Let’s be honest: By the year 2010 I think most of us were hoping that when it came to public transportation, any time we spent out of our sleek, gleaming national monorail system would be occupied by getting fitted for solar-powered tandem jet packs. Instead, Americans from Maine to Hawaii are desperately and uselessly pumping the brakes of their Camrys before slamming into highway dividers and turning into gasoline-fueled fireballs. Their private jets are plummeting into the sea after flying through Icelandic ash plumes. The future, it turns out, is not nearly as awesome – or as green – as the Jetsons suggested. Even the Flintstones powered their car with alternative energy (courtesy of Fred’s two feet) instead of fossil fuels. We’re less carbon-neutral than cavemen.
Meanwhile, passengers in Europe and Japan have been enjoying high-speed rail since the mid-60s. The Shinkansen line began running out of Tokyo at 130 mph in 1964. A year later, Germany unveiled a prototype for a similar line. Today, high-speed rail service can be found throughout Europe, China, and Japan, often reaching speeds above 200 mph. Bullet trains provide energy-efficient transport that requires less land use per passenger than both plane and car travel. China’s network alone covers more than 3500 miles. This from a country that considers lead a key ingredient in baby formula.
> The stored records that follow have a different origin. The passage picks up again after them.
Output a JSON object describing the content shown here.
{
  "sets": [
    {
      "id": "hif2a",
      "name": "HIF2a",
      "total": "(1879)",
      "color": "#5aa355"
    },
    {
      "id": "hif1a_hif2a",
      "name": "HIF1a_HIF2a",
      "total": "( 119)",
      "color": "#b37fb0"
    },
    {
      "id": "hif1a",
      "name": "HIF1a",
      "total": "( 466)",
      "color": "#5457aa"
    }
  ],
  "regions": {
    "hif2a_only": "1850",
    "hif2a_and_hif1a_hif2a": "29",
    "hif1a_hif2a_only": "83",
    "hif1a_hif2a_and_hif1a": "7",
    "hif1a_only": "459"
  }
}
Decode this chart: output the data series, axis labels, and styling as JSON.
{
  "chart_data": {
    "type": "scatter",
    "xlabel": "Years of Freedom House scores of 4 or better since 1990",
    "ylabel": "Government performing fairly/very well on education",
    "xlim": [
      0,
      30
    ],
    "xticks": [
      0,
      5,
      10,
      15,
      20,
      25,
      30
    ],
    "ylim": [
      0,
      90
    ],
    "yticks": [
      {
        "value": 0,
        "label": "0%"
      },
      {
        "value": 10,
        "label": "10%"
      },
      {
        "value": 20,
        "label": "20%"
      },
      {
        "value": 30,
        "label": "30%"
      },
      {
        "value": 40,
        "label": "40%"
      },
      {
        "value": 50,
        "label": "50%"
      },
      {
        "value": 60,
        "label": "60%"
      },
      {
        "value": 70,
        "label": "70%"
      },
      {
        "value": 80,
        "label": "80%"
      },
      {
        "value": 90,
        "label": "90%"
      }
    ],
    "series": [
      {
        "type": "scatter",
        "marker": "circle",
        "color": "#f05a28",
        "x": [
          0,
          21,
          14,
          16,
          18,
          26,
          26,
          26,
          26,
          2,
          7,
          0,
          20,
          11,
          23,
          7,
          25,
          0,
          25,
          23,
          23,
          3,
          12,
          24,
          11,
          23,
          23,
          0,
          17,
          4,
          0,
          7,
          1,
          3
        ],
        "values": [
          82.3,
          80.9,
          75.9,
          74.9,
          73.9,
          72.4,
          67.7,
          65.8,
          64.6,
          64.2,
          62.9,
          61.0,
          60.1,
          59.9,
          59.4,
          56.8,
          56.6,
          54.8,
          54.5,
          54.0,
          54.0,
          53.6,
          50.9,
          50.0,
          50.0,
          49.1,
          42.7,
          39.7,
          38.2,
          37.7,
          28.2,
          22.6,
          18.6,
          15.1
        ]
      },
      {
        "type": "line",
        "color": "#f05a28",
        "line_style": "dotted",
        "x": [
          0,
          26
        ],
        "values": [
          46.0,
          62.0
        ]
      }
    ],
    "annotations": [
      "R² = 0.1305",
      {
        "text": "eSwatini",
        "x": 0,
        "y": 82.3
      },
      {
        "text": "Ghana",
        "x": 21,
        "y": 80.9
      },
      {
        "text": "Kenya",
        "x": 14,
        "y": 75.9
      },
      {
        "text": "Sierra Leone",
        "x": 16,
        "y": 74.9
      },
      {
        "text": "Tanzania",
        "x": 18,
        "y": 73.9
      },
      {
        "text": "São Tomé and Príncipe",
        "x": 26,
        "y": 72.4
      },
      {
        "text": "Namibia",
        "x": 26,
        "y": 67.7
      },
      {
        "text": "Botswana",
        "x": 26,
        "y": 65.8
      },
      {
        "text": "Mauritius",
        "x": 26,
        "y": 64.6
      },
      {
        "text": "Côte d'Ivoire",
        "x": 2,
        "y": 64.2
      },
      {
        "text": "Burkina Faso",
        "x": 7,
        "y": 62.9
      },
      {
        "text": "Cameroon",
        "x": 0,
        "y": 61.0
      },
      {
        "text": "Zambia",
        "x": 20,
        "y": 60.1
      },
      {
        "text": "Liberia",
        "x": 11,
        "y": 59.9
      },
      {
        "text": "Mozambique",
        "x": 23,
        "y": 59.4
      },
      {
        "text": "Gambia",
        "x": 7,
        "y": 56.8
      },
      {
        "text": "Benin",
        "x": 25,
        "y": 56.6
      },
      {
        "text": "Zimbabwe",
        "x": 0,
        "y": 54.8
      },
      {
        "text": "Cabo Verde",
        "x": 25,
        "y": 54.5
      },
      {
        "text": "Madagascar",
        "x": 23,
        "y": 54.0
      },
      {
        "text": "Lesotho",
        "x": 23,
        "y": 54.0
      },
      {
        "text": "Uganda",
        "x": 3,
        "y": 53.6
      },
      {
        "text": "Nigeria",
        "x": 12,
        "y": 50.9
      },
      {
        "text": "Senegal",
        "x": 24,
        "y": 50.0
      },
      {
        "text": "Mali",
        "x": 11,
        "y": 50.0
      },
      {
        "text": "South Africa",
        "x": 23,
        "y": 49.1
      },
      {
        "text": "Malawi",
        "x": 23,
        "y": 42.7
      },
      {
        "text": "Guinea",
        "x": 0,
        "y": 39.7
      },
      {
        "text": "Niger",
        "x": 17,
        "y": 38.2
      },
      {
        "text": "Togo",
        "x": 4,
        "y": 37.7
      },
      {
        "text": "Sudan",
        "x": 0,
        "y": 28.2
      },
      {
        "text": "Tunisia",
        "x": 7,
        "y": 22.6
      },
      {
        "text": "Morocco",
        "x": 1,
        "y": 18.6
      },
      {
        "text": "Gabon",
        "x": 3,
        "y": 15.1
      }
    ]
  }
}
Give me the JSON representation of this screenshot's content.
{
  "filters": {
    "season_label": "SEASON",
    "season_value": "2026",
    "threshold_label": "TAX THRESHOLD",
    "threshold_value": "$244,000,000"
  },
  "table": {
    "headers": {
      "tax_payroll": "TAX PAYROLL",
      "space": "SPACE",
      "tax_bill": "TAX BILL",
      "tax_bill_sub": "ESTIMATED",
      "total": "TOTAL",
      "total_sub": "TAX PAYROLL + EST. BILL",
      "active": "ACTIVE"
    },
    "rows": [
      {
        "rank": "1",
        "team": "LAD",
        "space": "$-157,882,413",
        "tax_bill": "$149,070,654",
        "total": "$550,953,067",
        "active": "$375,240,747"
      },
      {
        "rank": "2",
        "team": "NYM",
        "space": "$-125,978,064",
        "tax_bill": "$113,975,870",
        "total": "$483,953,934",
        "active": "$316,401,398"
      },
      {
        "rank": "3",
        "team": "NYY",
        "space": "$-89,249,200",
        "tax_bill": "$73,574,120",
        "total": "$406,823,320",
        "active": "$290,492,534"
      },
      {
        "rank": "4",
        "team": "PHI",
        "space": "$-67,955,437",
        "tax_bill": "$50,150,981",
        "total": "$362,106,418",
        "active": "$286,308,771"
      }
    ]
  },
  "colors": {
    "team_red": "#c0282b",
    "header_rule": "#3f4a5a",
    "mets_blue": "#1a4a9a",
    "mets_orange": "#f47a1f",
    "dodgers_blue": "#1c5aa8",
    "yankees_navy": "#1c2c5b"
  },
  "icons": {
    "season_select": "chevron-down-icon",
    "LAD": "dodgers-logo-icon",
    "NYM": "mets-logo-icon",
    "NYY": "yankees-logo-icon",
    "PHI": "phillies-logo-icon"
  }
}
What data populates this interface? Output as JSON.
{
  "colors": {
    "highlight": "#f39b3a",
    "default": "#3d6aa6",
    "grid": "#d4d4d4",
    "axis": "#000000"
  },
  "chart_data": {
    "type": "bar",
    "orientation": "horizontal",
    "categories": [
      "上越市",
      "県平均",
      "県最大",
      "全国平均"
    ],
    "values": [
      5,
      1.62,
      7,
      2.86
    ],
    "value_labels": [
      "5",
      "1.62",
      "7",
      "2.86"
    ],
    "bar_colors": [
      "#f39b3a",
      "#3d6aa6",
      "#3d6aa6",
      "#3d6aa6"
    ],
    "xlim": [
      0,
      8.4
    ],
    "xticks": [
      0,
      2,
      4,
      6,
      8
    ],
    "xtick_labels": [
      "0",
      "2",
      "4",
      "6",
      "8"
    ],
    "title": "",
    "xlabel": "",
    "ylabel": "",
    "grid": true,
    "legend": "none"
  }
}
In a “better-late-than-never” approach to rail development, Congress opened an $8 billion funding plan in February 2009 as part of the American Recovery and Reinvestment Act. The year before, Californians had voted to approve Proposition 1A, which freed up another $10 billion for a high-speed rail system connecting Los Angeles to San Francisco. While the system won’t be up and running until the end of the decade at the earliest, it’s a vast improvement over current travel options between the two regions. Amtrak runs several bus and rail lines between several cities in the Bay Area and Los Angeles, most of which take eight hours or more. The proposed rail system would make the trip in 2 1/2 hours, providing a competitive alternative to air travel.
There are still plenty of challenges, of course; the high-speed route proposes to build through the Pacheco Pass, a relatively undeveloped and environmentally sensitive area in Central California. The project still has plenty of time to go over budget, to demolish wetlands, or to languish amid litigation. It’s certainly not the only answer to California’s energy and transportation problems. But it’s a long-overdue step in the right direction, and it’s bringing us all one step closer to that jet pack.